Xi Jinping downsizes the Ant Group (and Jack Ma)
China’s leading online microcredit company is forced to comply with the same rules as traditional banks. Like its majority shareholder Alibaba, it must obey the government’s directives. The authorities want the personal data of Ant's 730 million users. The Chinese Communist Party battles web giants.
Beijing (AsiaNews) – China's central bank, the People’s Bank of China (PBOC), is forcing the Ant Group to restructure itself under its supervision, PBOC Deputy Governor Pan Gongsheng said yesterday.
The Ant Group is a leading provider of online payment and microcredit services. Alipay, its web application, has more than 730 million users.
The “Ant Group attaches great importance to the seriousness of the rectification,” the company said in a statement, and it is ready to develop within the “national strategic context”.
In doing so, it can contribute to the “dual circulation“ strategy promoted by President Xi Jinping, which combines greater self-sufficiency (especially in the technological field), higher domestic consumption, and more foreign capital.
Ant has not resisted government directives, aimed at drastically containing the power of China’s web giants.
Alibaba, the champion of e-commerce founded by billionaire Jack Ma, the Ant Group’s majority shareholder, also fell into line recently after it was fined 18.2 billion yuan (US$ 2.7 billion) for abusing its dominant position.

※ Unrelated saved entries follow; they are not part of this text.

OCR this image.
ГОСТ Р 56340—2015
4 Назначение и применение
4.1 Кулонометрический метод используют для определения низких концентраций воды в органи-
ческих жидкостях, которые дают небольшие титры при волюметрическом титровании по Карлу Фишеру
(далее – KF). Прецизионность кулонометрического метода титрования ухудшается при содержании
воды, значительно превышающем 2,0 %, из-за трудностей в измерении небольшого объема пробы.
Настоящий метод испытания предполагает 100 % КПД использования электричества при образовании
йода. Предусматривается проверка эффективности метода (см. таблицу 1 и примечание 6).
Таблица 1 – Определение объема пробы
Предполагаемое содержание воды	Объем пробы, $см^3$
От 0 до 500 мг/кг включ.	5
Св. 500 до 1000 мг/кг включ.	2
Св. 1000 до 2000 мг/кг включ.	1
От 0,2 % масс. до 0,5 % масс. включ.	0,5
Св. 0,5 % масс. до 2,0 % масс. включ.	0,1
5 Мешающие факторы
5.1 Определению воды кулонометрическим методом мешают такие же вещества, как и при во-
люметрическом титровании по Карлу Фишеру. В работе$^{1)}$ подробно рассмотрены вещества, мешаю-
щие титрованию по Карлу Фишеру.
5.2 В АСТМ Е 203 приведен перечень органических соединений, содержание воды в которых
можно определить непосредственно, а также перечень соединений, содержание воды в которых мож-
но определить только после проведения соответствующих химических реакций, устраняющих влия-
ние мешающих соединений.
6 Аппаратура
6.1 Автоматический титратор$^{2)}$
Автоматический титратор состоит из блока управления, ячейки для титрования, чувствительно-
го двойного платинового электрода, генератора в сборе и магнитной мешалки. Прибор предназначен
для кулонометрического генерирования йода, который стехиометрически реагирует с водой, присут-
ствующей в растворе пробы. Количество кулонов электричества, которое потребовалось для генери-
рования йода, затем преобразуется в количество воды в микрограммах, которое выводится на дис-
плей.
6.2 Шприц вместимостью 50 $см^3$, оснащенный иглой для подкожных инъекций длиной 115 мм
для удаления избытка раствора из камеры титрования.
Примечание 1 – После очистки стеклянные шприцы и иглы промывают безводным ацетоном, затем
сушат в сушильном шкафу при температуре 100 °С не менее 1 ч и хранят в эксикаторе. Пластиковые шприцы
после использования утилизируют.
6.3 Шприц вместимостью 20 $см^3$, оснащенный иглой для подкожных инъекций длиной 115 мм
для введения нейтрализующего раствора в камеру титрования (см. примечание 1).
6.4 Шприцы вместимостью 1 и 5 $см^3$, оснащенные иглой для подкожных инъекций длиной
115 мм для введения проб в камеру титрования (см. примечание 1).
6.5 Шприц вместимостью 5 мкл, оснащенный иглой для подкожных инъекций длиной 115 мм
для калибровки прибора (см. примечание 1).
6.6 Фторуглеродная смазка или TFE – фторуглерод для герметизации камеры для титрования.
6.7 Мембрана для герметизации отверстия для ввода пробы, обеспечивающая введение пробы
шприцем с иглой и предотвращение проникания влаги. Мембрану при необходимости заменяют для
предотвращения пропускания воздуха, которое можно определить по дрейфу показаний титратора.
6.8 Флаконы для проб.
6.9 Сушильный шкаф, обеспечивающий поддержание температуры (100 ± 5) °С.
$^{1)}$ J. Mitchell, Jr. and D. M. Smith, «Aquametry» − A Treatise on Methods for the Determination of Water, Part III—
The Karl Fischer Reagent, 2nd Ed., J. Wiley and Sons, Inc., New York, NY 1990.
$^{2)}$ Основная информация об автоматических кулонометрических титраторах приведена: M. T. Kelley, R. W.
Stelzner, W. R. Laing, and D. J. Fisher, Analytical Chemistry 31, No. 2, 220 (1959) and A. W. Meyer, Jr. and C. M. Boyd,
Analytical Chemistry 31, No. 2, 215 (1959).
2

Ant will become a financial holding company under the same regulatory regime as traditional lenders. So far, it has had a competitive advantage over the big banks, such as no obligation to maintain a minimum level of capital.
According to experts, to restructure, Ant will need at least 200 billion yuan (US$ 30.5 billion) in registered capital, a transformation that will most likely reduce its profits and value.
The central bank also wants Ant to share with the authorities its greatest asset, namely the personal data of its users.
The business founded by Jack Ma has long been in the crosshairs of Chinese authorities. In November, the government blocked Ant's stock market entry.
The listing, the highest in history (US$ 39.7 billion), was stopped because its activities were not in line with new government rules on micro-financing via web platforms.
China wants to adopt a clearer legal framework to put an end to monopolistic practices in the technological field, and it is not alone.
In December 2020, the European Union presented a draft law listing what digital companies can and cannot do, on pain of hefty fines or seeing their activities suspended within its territory.
In an open system such as that of the EU, web giants can negotiate; in China, they have to obey the Communist Party of China (CPC).
As Jiang Jinquan, director of the CPC’s Central Policy Research Office, noted in October, at the end of the Party’s 5th Plenum, the first objective of the 14th five-year plan (2021-2025) is to increase the concentration of power in the hands of the CPC (i.e. Secretary General Xi Jinping).
For Alibaba, Tencent and China's other big tech groups, the writing is on the wall: follow the party line or else.